There was a pause from his brother. Tuck wasn’t sure if Daniel was taking in what was said or waiting for Tuck to.
Prior to their mother opening her dress shop after their father died, mothers and daughters waited for a traveling seamstress to arrive in her wagon. Once a quarter, she would set down for one week, take orders and measurements, and then return with the finished product on her next visit. When Anna opened her shop, it was instantly popular. Tuck’s mother made top-of-the-line designs and she didn’t grumble if a woman gained thirty pounds between ordering a dress and the day she picked it up. His mother came from a clothing-shop background herself. An uncle that Tuck had never met had operated a clothing design shop in Paris, and according to his mother, it had been unmatched in style, fit, and service and her reason for wanting a dress shop of her own.
Tuck had grown up sewing alongside her. At twelve, he ran the fitting rooms for the first time for a cotillion of demanding mothers-of-the-brides. Now twenty-four, he did it every day. Even though this was his family business and he knew he would inherit it, Tuck often wished he could pursue his love of music. His father had instilled it in him, so his mother didn’t ever say she disapproved. The guitar lessons he gave brought in some extra money, which probably helped. Yes, he had been born into the dress business, but to Tuck, music was a calling.

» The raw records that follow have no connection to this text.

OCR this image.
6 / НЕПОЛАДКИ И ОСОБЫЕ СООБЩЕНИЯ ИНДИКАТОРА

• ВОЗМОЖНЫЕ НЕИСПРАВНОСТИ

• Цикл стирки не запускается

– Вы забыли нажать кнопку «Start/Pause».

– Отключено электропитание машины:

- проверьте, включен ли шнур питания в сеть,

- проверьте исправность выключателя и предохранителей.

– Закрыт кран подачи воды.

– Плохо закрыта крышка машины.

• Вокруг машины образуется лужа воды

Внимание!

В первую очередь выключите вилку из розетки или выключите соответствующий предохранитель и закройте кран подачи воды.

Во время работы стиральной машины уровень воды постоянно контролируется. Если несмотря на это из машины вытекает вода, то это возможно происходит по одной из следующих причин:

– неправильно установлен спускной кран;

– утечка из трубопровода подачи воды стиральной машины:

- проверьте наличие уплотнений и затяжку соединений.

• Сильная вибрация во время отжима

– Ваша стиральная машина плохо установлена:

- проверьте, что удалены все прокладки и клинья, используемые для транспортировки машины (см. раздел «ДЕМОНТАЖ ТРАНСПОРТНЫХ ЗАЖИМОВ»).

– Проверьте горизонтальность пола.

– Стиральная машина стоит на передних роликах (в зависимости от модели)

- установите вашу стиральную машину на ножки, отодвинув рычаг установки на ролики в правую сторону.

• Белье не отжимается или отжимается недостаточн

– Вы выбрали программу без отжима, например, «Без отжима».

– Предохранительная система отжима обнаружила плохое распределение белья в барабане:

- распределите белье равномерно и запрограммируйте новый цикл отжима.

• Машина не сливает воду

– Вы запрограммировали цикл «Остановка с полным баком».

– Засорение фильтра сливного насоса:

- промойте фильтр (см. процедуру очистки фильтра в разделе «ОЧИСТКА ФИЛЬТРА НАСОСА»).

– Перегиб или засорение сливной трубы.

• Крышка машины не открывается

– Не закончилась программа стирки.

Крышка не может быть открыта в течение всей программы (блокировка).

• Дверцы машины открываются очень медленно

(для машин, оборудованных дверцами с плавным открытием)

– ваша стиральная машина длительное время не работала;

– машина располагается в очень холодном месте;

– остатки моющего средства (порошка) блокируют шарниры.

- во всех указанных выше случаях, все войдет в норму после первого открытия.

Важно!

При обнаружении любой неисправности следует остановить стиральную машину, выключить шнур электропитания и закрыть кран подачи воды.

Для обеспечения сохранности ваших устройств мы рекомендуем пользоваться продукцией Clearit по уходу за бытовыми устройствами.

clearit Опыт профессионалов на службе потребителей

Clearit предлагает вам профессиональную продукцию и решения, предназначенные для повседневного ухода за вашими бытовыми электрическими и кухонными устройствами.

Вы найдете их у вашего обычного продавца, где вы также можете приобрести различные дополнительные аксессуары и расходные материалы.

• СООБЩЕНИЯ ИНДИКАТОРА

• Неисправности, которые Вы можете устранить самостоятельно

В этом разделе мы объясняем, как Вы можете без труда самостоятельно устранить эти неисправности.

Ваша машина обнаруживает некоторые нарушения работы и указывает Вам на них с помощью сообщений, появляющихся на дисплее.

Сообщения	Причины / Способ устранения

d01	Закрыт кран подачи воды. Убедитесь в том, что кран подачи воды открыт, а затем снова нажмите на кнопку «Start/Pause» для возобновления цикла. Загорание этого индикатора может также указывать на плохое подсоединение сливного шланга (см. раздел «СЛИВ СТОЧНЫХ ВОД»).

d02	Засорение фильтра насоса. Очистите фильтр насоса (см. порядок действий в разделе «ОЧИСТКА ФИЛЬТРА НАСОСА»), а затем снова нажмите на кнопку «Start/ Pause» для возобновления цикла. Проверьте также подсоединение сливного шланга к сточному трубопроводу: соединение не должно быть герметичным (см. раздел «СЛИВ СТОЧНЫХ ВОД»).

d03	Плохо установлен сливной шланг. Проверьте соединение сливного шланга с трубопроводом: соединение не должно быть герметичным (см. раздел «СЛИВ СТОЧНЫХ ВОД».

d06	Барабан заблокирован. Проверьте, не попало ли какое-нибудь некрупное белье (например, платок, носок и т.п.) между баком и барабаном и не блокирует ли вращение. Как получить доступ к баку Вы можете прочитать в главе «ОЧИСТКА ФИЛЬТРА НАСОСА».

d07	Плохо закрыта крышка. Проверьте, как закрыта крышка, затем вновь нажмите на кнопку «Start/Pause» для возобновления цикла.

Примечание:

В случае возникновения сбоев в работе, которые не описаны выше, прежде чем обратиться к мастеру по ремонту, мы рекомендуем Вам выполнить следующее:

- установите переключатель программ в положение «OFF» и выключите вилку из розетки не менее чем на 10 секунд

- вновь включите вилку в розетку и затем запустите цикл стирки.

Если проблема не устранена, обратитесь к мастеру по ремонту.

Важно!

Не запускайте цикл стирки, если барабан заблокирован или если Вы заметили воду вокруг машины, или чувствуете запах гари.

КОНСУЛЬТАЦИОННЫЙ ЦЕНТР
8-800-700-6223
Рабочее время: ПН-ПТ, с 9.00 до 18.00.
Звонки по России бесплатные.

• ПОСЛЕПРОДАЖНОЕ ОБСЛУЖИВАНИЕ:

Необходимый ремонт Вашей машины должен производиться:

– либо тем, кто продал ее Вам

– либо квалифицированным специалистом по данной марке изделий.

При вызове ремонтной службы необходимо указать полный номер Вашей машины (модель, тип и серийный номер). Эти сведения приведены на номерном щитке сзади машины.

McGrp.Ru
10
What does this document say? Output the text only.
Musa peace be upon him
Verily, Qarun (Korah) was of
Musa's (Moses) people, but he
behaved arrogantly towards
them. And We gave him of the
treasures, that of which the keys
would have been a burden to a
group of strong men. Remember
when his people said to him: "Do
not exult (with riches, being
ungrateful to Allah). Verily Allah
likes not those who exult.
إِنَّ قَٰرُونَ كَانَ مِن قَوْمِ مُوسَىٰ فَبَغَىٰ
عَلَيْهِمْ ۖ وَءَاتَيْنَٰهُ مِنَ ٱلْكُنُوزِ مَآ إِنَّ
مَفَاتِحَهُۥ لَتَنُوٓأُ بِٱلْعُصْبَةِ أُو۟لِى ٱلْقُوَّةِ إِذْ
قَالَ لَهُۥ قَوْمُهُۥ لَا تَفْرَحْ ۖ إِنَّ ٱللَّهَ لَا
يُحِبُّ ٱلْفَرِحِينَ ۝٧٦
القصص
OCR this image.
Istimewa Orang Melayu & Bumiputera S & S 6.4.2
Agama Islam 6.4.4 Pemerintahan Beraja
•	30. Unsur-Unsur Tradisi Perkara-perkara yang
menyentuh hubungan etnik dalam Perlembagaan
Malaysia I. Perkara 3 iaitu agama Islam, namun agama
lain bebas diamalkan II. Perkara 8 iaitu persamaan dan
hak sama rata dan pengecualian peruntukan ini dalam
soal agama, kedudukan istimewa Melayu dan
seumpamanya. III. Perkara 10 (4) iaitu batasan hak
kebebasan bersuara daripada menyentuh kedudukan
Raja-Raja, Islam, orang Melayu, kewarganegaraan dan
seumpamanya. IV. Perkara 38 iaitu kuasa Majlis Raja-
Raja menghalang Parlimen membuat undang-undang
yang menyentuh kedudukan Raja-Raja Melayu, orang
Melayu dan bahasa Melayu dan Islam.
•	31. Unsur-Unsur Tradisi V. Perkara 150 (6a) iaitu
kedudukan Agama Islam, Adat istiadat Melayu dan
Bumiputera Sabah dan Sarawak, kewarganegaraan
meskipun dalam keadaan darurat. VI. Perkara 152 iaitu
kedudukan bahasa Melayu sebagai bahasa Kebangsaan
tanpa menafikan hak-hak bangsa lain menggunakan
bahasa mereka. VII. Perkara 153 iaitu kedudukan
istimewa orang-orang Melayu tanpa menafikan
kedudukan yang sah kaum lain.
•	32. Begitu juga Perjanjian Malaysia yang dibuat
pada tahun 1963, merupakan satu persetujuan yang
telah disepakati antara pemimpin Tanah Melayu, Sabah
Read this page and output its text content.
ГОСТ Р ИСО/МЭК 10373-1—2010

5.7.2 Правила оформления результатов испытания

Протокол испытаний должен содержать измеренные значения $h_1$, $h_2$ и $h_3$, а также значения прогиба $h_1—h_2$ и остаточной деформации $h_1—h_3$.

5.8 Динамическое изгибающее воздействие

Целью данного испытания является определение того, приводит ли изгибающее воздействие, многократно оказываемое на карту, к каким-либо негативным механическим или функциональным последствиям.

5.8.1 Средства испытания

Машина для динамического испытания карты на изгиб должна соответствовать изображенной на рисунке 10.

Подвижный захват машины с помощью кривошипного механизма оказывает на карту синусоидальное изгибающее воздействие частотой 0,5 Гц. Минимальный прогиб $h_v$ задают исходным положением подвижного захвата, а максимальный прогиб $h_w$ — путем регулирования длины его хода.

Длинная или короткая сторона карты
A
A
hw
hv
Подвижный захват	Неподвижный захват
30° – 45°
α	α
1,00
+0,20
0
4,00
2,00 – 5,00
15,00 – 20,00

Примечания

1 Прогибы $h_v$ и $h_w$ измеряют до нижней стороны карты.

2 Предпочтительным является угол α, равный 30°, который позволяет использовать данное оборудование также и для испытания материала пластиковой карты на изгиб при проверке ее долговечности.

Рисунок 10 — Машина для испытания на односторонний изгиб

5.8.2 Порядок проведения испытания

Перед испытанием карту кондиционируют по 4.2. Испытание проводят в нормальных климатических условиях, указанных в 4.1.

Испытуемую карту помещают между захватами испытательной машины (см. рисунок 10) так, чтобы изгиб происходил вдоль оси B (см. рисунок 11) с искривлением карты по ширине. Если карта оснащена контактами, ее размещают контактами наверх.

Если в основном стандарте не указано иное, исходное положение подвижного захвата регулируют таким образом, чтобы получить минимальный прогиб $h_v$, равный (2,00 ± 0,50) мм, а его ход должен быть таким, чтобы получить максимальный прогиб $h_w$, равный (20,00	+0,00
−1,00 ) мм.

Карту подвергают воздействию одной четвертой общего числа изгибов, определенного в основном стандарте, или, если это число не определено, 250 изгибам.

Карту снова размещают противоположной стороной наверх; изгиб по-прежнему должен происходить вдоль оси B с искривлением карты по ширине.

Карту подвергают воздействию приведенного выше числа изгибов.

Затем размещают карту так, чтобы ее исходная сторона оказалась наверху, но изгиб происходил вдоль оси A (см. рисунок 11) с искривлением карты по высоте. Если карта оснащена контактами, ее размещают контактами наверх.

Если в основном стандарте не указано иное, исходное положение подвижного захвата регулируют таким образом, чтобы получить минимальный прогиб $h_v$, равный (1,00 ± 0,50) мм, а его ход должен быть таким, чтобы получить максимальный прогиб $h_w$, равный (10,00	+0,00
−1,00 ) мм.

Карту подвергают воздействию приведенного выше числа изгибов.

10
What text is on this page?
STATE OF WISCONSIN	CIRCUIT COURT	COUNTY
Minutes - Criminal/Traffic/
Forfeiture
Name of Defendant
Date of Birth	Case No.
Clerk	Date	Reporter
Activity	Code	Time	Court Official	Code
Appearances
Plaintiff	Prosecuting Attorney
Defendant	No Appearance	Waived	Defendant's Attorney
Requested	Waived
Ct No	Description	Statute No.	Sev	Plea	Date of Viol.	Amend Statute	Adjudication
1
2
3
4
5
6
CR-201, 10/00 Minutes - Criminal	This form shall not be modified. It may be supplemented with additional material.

“Just get here,” Daniel said.
“I’m five minutes away.”
“Okay.” That seemed to calm him some. “And I got you a girl.”
“A what?” He stumbled as he hurried over the uneven cobblestone. Shit. (Another prayer for that.) Ever since Tuck had told Daniel that he was too busy to even think about dating, “eligible bachelor” or not, Daniel had taken it upon himself to become Tuck’s personal matchmaker. Unfortunately, his methods typically involved dragging Tuck up to an unsuspecting young woman and saying something along the lines of “This is my brother, Tuck. He’s young, employed, and fertile. And he can sew.” Daniel would add this last bit as if he were confiding a great secret to her and was as smug as could be.
“A girl. Long hair, boobs, high voice. You know. A girl?”
“I know what a girl is. What do you mean you got me one? You didn’t…. Daniel, did you hit on a bride…?”
“No, I didn’t. She’s a bridesmaid. She came in to choose dresses with the wedding party. And she is smo-king! If you don’t snatch her up, I might. So hurry up and get here before I decide to impress her with my awesome ability to do a one-armed handstand while balancing a coat hanger on my other hand.”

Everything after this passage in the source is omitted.